According to Stephen Covey, “Most people don’t listen with the intent to understand; they listen with the intent to reply.” Once, this was true. People were able to pay enough attention to formulate a response in interactions with others, which usually occurred live, often among humans who were familiar with each other. This was before. Before the onslaught of 24/7 access to information, vetted, fact-checked or otherwise. Before digital networks that are on pace to outstrip our own neuronal ones. Before the world really did become a stage – one for every human with an internet connection and the social-media account of their choosing. Before the second-by-second, unrelenting ochre whiz clinging vestigially to its anachronistic name of “the news.” Before what David Foster Wallace calls “Total Noise” in his introduction to The Best American Essays of 2007, people’s efforts to engage in the stuff right in front of them known as life was supported by the environment said people lived, moved and had their being in. In that rapidly receding time, implicit in the exchange of thoughts between conversants was at least some understanding of what you were replying to.
Covey seems to imply that replying is not as ideal, not as preferred, as understanding. It’s wise, of course, to understand before replying.

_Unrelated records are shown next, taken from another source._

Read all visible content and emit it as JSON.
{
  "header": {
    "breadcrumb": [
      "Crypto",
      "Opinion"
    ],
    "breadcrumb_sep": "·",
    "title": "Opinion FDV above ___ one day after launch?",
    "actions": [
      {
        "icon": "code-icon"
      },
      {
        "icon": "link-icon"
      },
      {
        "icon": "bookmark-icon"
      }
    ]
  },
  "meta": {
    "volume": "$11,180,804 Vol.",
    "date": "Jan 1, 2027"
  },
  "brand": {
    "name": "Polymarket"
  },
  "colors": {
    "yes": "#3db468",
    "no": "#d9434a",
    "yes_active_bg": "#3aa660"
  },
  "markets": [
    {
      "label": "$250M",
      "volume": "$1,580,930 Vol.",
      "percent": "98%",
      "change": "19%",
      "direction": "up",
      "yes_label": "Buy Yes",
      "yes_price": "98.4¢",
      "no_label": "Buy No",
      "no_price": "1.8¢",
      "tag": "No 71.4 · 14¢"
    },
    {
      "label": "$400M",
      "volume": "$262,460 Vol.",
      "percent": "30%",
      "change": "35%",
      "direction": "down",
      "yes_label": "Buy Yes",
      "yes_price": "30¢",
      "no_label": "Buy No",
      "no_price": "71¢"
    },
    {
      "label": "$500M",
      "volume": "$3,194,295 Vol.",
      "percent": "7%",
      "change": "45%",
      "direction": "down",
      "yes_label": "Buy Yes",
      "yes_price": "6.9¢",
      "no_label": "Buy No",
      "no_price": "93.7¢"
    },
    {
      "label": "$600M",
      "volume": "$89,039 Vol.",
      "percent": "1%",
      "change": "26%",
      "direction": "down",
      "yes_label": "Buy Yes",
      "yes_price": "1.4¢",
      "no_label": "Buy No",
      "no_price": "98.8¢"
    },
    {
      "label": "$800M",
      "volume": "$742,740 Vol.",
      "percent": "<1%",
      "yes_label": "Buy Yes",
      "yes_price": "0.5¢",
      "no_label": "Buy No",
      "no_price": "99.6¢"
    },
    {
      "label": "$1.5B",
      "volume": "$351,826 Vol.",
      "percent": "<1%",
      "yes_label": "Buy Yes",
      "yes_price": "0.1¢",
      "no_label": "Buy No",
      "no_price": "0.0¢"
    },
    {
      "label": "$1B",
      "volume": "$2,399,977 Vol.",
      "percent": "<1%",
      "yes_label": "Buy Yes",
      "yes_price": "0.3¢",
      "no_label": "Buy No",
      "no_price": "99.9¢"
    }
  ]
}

Because people sometimes misunderstand each other, whether due to word associations formed in distant childhood, how that particular day is going so far or the structural limitations and distortions of language itself, the only way you can know if you’ve understood is by reflecting back what you believe you’ve understood – in other words, replying. Otherwise, you’re left to assume.
But instructions on active listening are attempting to correct a problem that no longer exists. It used to be the unfortunate default to assume you understood something or someone without checking yourself. No more. In the Age of the Echo Chamber, is anyone really listening anymore at all?
In the fraught culture of Total Noise, which has only magnified in the last decade since Wallace named it, I think most people don’t listen with the intent to understand or reply. I think most people either listen with the intent to defend themselves or don’t feel the need to listen at all. In the land of ‘the right to your own opinion’, there is no need to listen. There is no need to listen when you can adjust the settings of everything around you to “agreement.” There is no need to listen when truth, when reality, when facts are as personalisable as a digital profile. There is no need to listen when you have been given permission, indeed the mandate, to focus ever more on your own identity, your own personal oppression, at the expense of any other, especially another unlike you, and even at the expense of systemic oppression.
To be fair, attempting to listen in an environment that both produced compulsory trigger warnings and saddles victims with impossible requirements to prove sexual assault, is confusing. It’s easy to get disoriented and think, for example, that people who see the flaws in identity politics are privileged beyond subjugation and don’t care about justice rather than concerned about the division it’s wreaking and the damage it’s not fixing. Considering the toxicity of this in conjunction with our vicious individualism, where we expect humans to meet all of their basic needs – including that of belonging and connection with others – and our increasingly deregulated, capitalistic (read: cutthroat) economy, the old pastime of listening is having a rough go of it. Everyone needs a good listening to.